Knowledge and wisdom, far from being one,
Have oft-times no connexion. Knowledge dwells
In heads replete with thoughts of other men;
Wisdom in minds attentive to their own.
Knowledge, a rude unprofitable mass,
The mere materials with which Wisdom builds,
Till smoothed and squared and fitted to its place,
Does but encumber whom it seems to enrich.
Knowledge is proud that he has learned so much;
Wisdom is humble that he knows no more.
Books are not seldom talismans and spells,
By which the magic art of shrewder wits
Holds an unthinking multitude enthralled.
Some to the fascination of a name
Surrender judgement, hood-winked.

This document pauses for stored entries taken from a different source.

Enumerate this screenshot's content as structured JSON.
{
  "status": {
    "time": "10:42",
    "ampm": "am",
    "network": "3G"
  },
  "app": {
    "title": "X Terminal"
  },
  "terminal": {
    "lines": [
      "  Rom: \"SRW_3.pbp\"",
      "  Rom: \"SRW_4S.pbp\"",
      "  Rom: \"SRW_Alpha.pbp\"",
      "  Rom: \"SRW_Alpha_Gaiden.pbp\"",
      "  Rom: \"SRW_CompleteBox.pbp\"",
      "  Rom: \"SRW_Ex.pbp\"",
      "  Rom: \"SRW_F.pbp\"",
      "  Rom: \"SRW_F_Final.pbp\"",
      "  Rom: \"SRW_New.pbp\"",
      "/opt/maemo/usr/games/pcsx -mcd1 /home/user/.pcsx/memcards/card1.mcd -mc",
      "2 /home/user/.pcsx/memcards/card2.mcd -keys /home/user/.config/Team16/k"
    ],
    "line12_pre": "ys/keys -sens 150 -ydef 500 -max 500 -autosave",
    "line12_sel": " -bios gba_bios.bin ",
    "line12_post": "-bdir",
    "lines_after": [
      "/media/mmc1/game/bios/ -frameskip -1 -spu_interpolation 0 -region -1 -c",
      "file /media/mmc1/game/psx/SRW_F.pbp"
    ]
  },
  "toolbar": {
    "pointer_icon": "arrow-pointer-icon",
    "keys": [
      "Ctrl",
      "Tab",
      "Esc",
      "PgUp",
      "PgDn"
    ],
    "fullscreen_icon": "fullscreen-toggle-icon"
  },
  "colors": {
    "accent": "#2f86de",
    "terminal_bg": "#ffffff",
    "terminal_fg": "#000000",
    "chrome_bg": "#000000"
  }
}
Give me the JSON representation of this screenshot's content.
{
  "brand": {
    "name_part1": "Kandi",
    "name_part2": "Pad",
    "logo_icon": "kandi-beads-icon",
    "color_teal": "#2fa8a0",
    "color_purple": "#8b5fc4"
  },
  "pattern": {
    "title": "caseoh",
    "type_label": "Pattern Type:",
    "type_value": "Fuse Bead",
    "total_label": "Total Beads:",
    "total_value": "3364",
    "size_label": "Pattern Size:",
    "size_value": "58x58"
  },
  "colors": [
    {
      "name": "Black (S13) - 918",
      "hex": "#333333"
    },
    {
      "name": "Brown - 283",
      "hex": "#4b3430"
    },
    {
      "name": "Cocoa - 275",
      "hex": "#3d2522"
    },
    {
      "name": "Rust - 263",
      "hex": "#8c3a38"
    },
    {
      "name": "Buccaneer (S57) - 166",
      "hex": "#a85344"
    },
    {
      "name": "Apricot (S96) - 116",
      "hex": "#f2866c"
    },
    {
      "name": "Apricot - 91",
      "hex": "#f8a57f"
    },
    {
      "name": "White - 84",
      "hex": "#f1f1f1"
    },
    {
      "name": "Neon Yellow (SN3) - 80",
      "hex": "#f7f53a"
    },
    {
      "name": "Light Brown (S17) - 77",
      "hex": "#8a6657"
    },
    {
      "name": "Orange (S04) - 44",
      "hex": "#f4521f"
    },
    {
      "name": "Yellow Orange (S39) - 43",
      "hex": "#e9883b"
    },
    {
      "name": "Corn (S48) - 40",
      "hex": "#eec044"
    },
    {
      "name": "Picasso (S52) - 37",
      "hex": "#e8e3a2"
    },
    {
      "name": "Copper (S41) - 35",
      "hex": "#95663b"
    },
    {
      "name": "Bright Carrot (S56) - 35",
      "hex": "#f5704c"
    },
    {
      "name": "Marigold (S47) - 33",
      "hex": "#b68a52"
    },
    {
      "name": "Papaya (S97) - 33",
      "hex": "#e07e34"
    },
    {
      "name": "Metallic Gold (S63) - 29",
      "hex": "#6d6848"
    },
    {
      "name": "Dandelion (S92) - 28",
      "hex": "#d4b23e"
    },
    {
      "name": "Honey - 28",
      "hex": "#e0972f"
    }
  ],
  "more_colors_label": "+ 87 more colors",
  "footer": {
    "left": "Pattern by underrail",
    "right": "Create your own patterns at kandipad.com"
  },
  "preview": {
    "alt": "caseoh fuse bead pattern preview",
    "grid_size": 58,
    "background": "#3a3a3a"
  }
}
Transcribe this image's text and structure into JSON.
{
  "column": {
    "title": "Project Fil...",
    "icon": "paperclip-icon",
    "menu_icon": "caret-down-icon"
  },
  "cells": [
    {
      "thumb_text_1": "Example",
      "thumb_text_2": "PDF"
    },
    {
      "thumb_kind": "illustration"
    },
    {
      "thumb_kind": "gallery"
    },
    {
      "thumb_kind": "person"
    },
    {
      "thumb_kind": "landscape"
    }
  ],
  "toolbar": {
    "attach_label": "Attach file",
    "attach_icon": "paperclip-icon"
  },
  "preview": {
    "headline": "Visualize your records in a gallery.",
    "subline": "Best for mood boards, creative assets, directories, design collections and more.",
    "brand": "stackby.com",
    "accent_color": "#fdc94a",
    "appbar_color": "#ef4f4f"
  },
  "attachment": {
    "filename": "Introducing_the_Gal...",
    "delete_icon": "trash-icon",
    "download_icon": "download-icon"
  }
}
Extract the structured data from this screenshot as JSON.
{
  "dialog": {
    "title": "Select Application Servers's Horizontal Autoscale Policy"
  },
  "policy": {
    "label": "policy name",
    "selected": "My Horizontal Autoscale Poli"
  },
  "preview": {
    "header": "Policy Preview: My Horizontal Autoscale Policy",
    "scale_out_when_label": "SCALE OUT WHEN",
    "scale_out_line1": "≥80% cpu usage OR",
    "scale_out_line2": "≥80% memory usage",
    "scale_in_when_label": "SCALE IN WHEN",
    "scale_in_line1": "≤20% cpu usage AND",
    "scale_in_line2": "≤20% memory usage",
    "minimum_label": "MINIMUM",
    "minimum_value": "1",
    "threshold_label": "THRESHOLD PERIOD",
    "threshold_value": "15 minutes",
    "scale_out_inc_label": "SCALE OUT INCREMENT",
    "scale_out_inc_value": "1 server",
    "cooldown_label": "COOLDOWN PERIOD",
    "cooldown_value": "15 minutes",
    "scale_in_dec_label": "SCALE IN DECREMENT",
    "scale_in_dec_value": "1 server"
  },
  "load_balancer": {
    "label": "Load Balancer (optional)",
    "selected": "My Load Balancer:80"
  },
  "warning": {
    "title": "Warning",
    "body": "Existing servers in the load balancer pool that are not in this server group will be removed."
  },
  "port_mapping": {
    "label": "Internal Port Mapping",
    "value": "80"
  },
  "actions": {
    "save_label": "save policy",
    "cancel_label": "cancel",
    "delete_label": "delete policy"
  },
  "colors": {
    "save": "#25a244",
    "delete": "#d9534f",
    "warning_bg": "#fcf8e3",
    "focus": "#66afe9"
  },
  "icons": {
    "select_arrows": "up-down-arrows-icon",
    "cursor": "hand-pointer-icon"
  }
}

Some the style
Infatuates, and through labyrinths and wilds
Of error leads them by a tune entranced.
While sloth seduces more, too weak to bear
The insupportable fatigue of thought,
And swallowing, therefore, without pause or choice,
The total grist unsifted, husks and all.
But trees, and rivulets whose rapid course
Defies the check of winter, haunts of deer,
And sheep-walks populous with bleating lambs,
And lanes in which the primrose ere her time
Peeps through the moss that clothes the hawthorn root,
Deceive no student. Wisdom there, and truth,
Not shy, as in the world, and to be won
By slow solicitation, seize at once
The roving thought, and fix it on themselves.

W. Cowper. The Winter Walk at Noon.

Much reading is like much eating, wholly useless without digestion.—R. South.

If I had read as much as other men, I should have been as ignorant as they.—T. Hobbes.